秋秉直(チュ・ビョンジク)建設交通部長官が軽率な言行で四面楚歌に見舞われている。追加新都市として発表した地域の住宅価格が上がることはもちろん、投機防止対策のない「突然の発表」で、該当の地域不動産市場をさらに刺激したからだ。建設交通部のどんぶり勘定式の予想とは違い、新都市発表後、ソウル江南など首都圏の住宅価格も大幅上昇傾向にある。
◆それでは今回の新都市效果で、首都圏の住宅価格が中長期的に安定するのだろうか。一部では、「5、6年後になって分譲される新都市では今上昇中の住宅価格を安定化することができない」と予想している。もちろん、新都市開発が当面の実際需要を満足させるのにそれほど役立たないことは事実だ。しかし、新都市発表には住宅価格の中長期的な上昇を狙った投機的需要(仮需要)を緩和する效果がある。また供給拡大を通じ、長期的に首都圏の住宅価格を安定させる最も効果的な方法である新都市開発を中断することはできない。
◆関心の的は、「新都市が果してソウル江南(カンナム)に代わることができるのか」ということだ。それを可能にするためには、教育、文化、医療、環境など基盤施設をよく整え、「江南名品論」を沈静化するような「名品新都市」を造成しなければならない。ソウルの都心や江南へ通勤するのに2時間もかかってはならない。中途半端な新都市は江南の希少価値を高めるだけだ。魅力のない新都市は、ややもすれば供給過剰だけを生む可能性もある。ソウルから50〜60km以上離れた外郭都市では今も住宅普及率が100%を超えており、未分譲が続出している。

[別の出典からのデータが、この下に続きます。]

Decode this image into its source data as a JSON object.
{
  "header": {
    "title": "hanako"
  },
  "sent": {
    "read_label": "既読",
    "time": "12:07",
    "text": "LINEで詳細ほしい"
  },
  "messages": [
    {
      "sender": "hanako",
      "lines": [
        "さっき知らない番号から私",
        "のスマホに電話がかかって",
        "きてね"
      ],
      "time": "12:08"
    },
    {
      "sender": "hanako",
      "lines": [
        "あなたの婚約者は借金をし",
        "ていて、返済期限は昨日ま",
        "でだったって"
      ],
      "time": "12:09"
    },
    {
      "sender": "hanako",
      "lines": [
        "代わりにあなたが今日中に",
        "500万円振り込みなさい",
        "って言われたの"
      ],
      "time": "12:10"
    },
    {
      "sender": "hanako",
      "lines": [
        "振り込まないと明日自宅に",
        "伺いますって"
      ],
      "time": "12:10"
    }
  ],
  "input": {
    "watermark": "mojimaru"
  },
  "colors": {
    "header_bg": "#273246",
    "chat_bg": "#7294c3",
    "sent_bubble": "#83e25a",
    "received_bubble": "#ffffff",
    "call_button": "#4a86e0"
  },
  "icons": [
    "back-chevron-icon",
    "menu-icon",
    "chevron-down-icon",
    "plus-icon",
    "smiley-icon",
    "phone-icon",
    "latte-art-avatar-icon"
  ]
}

◆政策が市場とかけ離れては効果がない。首都圏の住宅価格を安定させるためには、需要のある所に品質の良い住宅を建設しなければならない。ソウル江南から近い首都圏の南部地域が最も良い候補地だ。京畿道果川(キョンギド・クァチョン)、安養(アンヤン)、河南(ハナム)、広州(クァンジュ)や城南(ソンナム)のソウル空港などで土地規制を果敢に解く「発想の転換」が求められるという主張もある。一部の専門家は首都圏で新規の宅地確保が難しいだけに容積率を緩和し、供給世帯を増やさなければならないと提案する。すでに、このような話にも耳を傾けるような時期になった。もちろん開発利益のみを狙った乱開発にならないように補完対策を並行することも必須だ。